Old Testament scholar, he was born in Arbroath on 25 January 1913 and educated at St Andrews with a First Class in Classics and at Wesley House, Cambridge. He then spent a year, 1938-39 as a Finch scholar at the University of Lund under Johannes Lindblom, the beginning of a lifelong association with Scandinavian scholarship. He was Assistant Tutor at Richmond College 1939-1941, before serving during World War II as an RAF chaplain in Egypt, the Sudan and Palestine. In 1946 he was appointed OT Tutor at Handsworth College; in 1956, Lecturer in OT Literature and Theology at St Andrews; and in 1958, Professor of OT Studies at Durham University. He moved to the University of Edinburgh in 1962, being successively Professor of OT Literature and Theology and of Hebrew and OT Studies, the first non-Presbyterian professor. He retired in 1982. He gave the Charles Ryder Smith Memorial Lecture in 1964, the Fernley-Hartley Lecture in 1969 and the A.S. Peake Memorial Lecture in 1984 on 'Faith, Hope and Love in the Old Testament'. He was Speaker's Lecturer at Oxford 1976-1980. He was elected a fellow of the British Academy in 1972 and of the Royal Society of Edinburgh in 1977, and received the Burkitt Medal for Biblical Studies in 1982 and honorary doctorates from St. Andrews (1959) and Lund University (1971). He played a prominent part in both the British and the International OT Societies, being elected President of both. The British Society for Old Testament Study presented him with a Festschrift, Understanding Poets and Prophets to mark his 80th birthday. He edited the Society's volume of OT essays, Tradition and Interpretation (1979) and contributed to the volume on the Psalms in the B&FBS Translator's Translation.
A Critical Introduction to the OT (1959) and The History and Religion of Israel (1966) are excellent textbooks.
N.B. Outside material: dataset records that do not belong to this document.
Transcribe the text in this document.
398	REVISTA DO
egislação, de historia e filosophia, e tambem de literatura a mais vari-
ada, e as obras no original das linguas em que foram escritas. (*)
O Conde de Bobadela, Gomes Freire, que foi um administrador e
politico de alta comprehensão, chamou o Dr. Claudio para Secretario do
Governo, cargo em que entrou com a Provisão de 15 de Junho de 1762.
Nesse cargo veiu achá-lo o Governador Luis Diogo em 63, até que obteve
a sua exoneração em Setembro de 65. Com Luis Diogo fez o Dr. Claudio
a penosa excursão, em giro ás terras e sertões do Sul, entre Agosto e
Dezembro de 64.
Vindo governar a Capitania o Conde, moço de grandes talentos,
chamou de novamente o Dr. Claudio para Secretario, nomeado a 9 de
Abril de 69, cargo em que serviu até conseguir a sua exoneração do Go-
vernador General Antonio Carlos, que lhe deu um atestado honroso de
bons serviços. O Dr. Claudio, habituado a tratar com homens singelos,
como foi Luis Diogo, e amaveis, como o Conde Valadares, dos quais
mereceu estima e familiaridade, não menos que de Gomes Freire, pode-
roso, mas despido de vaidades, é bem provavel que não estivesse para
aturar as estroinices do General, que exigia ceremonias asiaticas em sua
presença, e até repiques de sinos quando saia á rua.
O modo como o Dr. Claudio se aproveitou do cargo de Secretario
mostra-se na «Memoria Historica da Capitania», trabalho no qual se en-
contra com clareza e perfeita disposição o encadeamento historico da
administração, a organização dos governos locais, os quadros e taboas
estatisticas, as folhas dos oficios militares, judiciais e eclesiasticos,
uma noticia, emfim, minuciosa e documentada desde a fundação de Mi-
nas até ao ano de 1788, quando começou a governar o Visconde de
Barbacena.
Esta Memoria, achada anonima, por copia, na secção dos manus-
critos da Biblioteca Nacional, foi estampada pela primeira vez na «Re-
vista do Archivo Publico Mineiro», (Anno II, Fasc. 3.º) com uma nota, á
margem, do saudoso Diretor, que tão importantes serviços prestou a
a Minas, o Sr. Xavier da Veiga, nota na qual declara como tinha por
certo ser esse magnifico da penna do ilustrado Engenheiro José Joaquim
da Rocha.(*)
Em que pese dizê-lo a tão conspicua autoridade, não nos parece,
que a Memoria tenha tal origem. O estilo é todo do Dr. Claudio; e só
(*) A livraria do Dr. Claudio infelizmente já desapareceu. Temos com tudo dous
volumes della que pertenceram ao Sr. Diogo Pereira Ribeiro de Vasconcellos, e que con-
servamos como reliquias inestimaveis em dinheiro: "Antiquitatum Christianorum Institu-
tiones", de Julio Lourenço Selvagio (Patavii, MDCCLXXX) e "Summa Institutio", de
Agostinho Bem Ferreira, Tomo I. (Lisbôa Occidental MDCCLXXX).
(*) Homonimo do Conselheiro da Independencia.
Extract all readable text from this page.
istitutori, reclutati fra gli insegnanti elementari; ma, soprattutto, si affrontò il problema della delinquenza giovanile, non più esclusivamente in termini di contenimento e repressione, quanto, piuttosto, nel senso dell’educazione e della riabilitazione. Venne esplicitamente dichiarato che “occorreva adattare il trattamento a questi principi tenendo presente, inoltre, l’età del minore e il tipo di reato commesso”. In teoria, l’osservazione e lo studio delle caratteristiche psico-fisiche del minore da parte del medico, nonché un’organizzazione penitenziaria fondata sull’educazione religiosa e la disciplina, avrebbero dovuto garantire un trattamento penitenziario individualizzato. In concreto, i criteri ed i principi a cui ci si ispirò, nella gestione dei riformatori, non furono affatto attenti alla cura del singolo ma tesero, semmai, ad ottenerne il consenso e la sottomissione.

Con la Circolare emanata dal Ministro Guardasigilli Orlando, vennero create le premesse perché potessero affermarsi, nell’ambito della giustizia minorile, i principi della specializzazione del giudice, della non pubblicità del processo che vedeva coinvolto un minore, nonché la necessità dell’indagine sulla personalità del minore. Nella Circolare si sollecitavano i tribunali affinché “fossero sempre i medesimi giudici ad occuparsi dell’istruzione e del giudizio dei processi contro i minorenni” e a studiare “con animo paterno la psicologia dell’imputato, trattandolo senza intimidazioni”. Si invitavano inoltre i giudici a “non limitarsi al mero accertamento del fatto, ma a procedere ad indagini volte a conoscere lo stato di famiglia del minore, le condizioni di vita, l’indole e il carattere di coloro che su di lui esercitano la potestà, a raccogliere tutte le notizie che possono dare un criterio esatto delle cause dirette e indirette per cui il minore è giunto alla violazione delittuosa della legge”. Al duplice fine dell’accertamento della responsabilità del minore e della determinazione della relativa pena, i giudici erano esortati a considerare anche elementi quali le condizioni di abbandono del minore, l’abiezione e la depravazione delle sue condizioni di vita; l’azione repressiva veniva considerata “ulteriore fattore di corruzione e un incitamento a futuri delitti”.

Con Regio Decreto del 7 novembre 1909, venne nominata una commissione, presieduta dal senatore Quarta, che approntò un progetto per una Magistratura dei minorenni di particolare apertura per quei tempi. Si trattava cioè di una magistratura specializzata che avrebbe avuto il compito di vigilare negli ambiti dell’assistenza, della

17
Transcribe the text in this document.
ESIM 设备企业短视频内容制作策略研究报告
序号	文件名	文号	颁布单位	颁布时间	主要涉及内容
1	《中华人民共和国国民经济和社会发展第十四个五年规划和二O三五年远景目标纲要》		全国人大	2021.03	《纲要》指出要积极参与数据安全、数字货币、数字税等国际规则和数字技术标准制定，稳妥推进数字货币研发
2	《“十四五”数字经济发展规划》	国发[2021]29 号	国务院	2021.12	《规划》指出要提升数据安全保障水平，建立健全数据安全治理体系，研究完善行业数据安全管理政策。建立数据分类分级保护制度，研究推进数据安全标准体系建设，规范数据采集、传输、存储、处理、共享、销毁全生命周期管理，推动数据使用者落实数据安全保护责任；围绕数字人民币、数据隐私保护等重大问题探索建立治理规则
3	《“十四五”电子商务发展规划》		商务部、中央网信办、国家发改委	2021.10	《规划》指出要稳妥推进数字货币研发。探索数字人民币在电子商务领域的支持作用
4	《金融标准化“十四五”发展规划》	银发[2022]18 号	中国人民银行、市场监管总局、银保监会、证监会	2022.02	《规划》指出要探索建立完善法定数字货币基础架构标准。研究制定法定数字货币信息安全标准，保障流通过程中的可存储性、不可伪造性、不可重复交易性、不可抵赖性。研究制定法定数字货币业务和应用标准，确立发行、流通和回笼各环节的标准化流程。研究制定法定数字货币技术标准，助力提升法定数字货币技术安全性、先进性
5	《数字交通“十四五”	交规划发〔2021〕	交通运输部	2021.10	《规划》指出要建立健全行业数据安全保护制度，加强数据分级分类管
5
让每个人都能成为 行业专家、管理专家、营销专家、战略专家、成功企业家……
He translated a number of Scandinavian writings into English and his translation of Mowinckel's He That Cometh (1956) is notably fluent. His Peake Memorial Lecture in 1984 was on 'Faith, Hope and Love in the Old Testament'.
He combined his impressive scholarship with a deep pastoral concern and a lively sense of humour and was widely read in Scottish literature, notably Scott, Burns, Stevenson and Edwin Muir. Both of his wives predeceased him. He died in Edinburgh on 17 March 2002.